I presume this Granger bloke is an American, and therefore wouldn't 
have this knowledge available.
 That being my background, I've always read the name partly as 
homage to JKR's Edinburgh roots, and partly as one of those 
*significant* literary names - Lockhart is someone who "locks" 
the "hearts"  of the women he meets. He also "locks" information in 
the head of all the victims of his memory charms (might be getting 
onto shaky interpretive ground with this one). I've always read it 
as a counter to Mr Lockwood in Wuthering Heights - he who "would 
lock". Admittedly, from this angle Lockwood would (oh dear) be a 
better name for Lockhart, but it lacks that ritzy, Edinburgh-being-a-
bit-uppitty ring to it, I suppose (Craiglockhart is a rather genteel 
suburb. We're very *proud* of the former mental hospital...).

As for JKR having met the model for her Lockhart at an "English" 

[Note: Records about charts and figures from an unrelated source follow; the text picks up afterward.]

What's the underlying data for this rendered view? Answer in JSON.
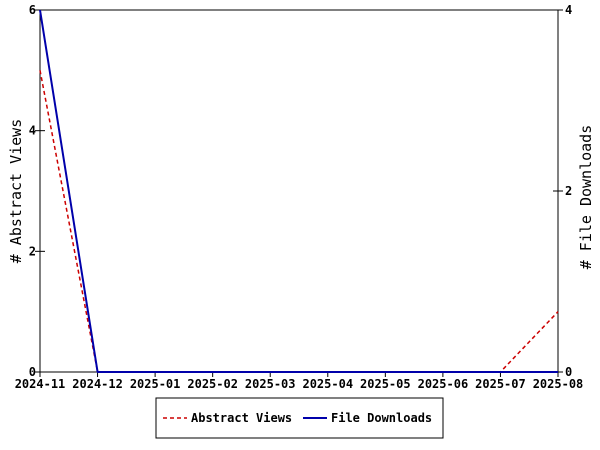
{
  "chart_data": {
    "type": "line",
    "x": [
      "2024-11",
      "2024-12",
      "2025-01",
      "2025-02",
      "2025-03",
      "2025-04",
      "2025-05",
      "2025-06",
      "2025-07",
      "2025-08"
    ],
    "y_left": {
      "label": "# Abstract Views",
      "ylim": [
        0,
        6
      ],
      "ticks": [
        "0",
        "2",
        "4",
        "6"
      ]
    },
    "y_right": {
      "label": "# File Downloads",
      "ylim": [
        0,
        4
      ],
      "ticks": [
        "0",
        "2",
        "4"
      ]
    },
    "series": [
      {
        "name": "Abstract Views",
        "axis": "left",
        "color": "#cc0000",
        "style": "dashed",
        "values": [
          5,
          0,
          0,
          0,
          0,
          0,
          0,
          0,
          0,
          1
        ]
      },
      {
        "name": "File Downloads",
        "axis": "right",
        "color": "#0000aa",
        "style": "solid",
        "values": [
          4,
          0,
          0,
          0,
          0,
          0,
          0,
          0,
          0,
          0
        ]
      }
    ],
    "grid": false,
    "legend_position": "bottom-center"
  }
}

book fair (I wonder if the Granger man means the Edinburgh Book 
Festival? Scottish. Oops, there I go getting uppitty.) - I used to 
work at one of these, and Philip Pullman read there once. He's a 
stuttering, obviously ferociously intelligent, but very nervous 
little man. I think he was wearing quite thick glasses, but I'm not 
sure if my memory has just grafted that on for extra effect. Not 
very Lockhart.

Obviously, however, all interpretations of this sort of thing are 
absolutely subjective - I find the Craiglockhart angle very 
interesting myself, but then hey! I would. I do also wonder about 
this need to convince everyone that JKR is a Christian author. The 
Church of Scotland isn't a terribly popular institution. Obviously 
this is no reason to assume that JKR *doesn't* attend regularly, but 
if she can't even send her daughter to school because of kidnap 
threats, it seems odd that she'd be making a weekly appearance in 
the same place. Personally, however, I've always wondered if that 
interview wasn't propaganda for North America, which as a nation 
comes across to us in Europe as rather right-wing about its 
Christianity. Although I  know there are a number of very good 
arguments to be made about her use of Christian imagery. 
Oh dear. Can open, worms everywhere.